I’ve tried many, many approaches to beating procrastination. Here are a few:
- Working in an area that is free of distractions. (Laughable. Finding a distraction is never a problem)
- Working with other people. (This is effective when I can do it, but since I’ve been out of school it’s not usually possible)
- Diet and exercise. (Great things, and I do know that they help, but they’re not the cure)
- ADHD drugs. (effective for the first few months, and then your inner procrastination circuits find a work around and the problem gets worse)
- Hypnosis. (This seemed very promising at first, but my inner procrastination circuits were too strong)
- Books. Tapes. Blogs. So much reading. (Perhaps ironically, very few authors who get books published on procrastination are true procrastinators themselves. Their advice is often worthless)
Some of these helped, but none of them were truly fixes. I always went back to putting things off. The thing that hurts me the most is my job involves writing long reports. Probably about a dozen a year. Writing is really hard for a procrastinator. This is clearly not a good job for me. Last month I had a client call me with the sole intent of chewing me out for being late with a report. She literally called me just to yell at me and tell me how disappointed she was. She had a right to be upset. It took me 3 months to get her a report that should have been done in 6 weeks.
It felt awful. And it was enough to spur me towards finding a solution to my procrastination yet again. I searched reddit for the word “procrastination” and discovered the Get Disciplined subreddit. There are a lot of posts from people looking for help in there, but there are also some great resources.
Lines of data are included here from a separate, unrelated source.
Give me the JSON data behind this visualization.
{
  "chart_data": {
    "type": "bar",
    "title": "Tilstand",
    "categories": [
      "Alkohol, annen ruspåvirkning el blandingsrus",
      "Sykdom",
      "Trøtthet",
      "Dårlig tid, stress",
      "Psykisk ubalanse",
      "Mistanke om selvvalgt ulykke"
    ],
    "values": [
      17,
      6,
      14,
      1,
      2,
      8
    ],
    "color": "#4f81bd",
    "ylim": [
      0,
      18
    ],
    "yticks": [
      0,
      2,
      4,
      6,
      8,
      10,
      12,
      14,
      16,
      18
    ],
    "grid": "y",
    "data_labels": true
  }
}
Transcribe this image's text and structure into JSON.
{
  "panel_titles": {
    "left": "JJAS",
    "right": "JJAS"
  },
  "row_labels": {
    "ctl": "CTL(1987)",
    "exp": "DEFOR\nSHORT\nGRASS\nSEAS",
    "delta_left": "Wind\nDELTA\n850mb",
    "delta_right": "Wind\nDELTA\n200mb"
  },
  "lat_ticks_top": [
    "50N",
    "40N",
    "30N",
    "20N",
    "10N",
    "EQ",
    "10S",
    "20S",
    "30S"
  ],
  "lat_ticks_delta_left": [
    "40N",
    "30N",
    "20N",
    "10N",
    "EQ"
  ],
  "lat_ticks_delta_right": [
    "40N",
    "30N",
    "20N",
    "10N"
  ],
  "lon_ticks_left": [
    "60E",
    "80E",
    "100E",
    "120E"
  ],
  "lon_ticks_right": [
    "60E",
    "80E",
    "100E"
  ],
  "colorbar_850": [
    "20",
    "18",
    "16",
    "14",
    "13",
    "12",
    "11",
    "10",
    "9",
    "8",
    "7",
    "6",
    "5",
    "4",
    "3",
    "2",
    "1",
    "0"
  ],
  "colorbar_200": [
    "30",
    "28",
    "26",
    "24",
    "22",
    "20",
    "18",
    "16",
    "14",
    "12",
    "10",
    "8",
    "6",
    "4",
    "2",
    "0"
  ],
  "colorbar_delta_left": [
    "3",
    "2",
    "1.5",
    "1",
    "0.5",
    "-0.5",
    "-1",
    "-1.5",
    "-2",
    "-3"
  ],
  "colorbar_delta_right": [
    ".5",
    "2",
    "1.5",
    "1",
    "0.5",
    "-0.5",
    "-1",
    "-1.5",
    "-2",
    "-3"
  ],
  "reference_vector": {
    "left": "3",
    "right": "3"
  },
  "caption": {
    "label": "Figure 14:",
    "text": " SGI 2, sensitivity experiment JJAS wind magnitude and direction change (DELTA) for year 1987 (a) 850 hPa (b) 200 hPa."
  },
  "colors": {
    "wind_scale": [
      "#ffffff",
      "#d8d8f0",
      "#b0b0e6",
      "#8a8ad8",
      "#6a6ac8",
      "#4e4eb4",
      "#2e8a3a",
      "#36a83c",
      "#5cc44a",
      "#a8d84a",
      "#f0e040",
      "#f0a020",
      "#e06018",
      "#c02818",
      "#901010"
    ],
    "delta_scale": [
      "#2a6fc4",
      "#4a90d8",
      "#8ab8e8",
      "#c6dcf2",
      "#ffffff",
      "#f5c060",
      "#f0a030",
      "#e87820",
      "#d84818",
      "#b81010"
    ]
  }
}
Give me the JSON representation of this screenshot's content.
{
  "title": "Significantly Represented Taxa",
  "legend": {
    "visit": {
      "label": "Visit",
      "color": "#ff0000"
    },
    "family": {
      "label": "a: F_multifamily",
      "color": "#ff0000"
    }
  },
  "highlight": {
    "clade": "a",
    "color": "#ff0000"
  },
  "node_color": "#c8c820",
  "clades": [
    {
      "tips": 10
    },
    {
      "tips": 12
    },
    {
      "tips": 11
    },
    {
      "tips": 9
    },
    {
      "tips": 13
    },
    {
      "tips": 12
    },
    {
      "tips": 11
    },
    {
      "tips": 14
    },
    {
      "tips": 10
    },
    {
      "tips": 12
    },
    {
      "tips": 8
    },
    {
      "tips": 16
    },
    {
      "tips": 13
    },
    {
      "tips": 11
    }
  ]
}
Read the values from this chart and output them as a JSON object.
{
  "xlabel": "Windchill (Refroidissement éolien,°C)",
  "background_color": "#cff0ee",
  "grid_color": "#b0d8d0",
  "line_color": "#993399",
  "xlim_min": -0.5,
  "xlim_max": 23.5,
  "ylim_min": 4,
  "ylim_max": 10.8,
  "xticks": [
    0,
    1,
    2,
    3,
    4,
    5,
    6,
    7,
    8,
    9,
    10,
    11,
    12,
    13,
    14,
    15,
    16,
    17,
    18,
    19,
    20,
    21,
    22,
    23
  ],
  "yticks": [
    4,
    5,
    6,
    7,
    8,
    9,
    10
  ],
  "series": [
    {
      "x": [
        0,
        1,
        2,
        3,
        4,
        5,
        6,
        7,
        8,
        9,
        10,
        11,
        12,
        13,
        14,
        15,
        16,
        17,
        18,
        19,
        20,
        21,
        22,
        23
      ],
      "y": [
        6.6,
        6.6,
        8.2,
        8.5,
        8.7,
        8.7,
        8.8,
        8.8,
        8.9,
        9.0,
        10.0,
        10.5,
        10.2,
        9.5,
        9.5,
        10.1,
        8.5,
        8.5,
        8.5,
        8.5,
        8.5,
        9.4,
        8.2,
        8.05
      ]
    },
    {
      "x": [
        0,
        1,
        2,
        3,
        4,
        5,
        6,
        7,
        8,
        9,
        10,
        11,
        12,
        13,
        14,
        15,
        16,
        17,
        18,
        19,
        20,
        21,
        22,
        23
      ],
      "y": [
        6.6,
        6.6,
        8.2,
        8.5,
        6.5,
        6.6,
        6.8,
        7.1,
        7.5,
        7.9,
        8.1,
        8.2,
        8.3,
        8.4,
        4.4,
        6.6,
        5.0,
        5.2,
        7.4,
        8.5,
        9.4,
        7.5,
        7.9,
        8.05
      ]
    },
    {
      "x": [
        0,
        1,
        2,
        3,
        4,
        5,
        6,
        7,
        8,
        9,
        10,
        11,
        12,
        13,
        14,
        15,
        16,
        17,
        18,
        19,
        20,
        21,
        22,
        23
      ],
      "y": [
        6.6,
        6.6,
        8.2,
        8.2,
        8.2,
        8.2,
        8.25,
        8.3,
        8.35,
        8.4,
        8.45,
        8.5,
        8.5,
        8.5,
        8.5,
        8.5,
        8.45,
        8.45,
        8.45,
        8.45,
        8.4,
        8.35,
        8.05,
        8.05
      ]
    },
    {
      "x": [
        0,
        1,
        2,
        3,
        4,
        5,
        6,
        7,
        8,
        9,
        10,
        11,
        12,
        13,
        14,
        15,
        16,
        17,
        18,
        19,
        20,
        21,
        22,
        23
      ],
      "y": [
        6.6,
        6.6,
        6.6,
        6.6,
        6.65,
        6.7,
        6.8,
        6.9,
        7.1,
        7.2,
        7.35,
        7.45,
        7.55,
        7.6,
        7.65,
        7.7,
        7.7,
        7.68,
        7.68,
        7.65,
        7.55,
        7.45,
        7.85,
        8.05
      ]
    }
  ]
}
I found 3 things to read from authors who truly understand:
- Why Procrastinators Procrastinate, a wonderful blog post that is very popular among the reddit procrastination crowd. It is valuable because it gives names to the thoughts and feelings we procrastinators have. By giving these things names, it’s easier to think about them objectively. This is a must-read. So is the follow-up post, How to Beat Procrastination.
- The Procrastination Equation, a book by Dr. Piers Steel. This is a truly scientific look at procrastinators. The explanations in this book for why I do the stupid shit that I do gave me incredible insight. This is required reading.
- The Flinch, a short e-book that talks about why it’s hard to do the things we know we want to do. There are some great ideas in here, especially about overcoming “The Flinch”, that have really helped me take action against the problem.
Armed with great new knowledge, about 5 weeks ago I set out to defeat this demon that has plagued me for over 20 years. Friends, let me tell you something. The last 5 weeks have been the most productive 5 consecutive weeks that I can remember. I haven’t wasted a single day when I used to literally waste weeks at a time. I’ve wasted hours, don’t get me wrong, as much as half a day here and there, but every work day of the last 25 I have accomplished enough goals to feel proud when it came time to shut down my work computer.
I’m winning battles. Finally. For the first time in over 2 decades I’m beating this thing. It feels great. So I’m going to write about it and maybe what I’ve learned will be helpful to some of you.
For right now, read those things I listed and think about this: stop looking for external solutions to an internal problem.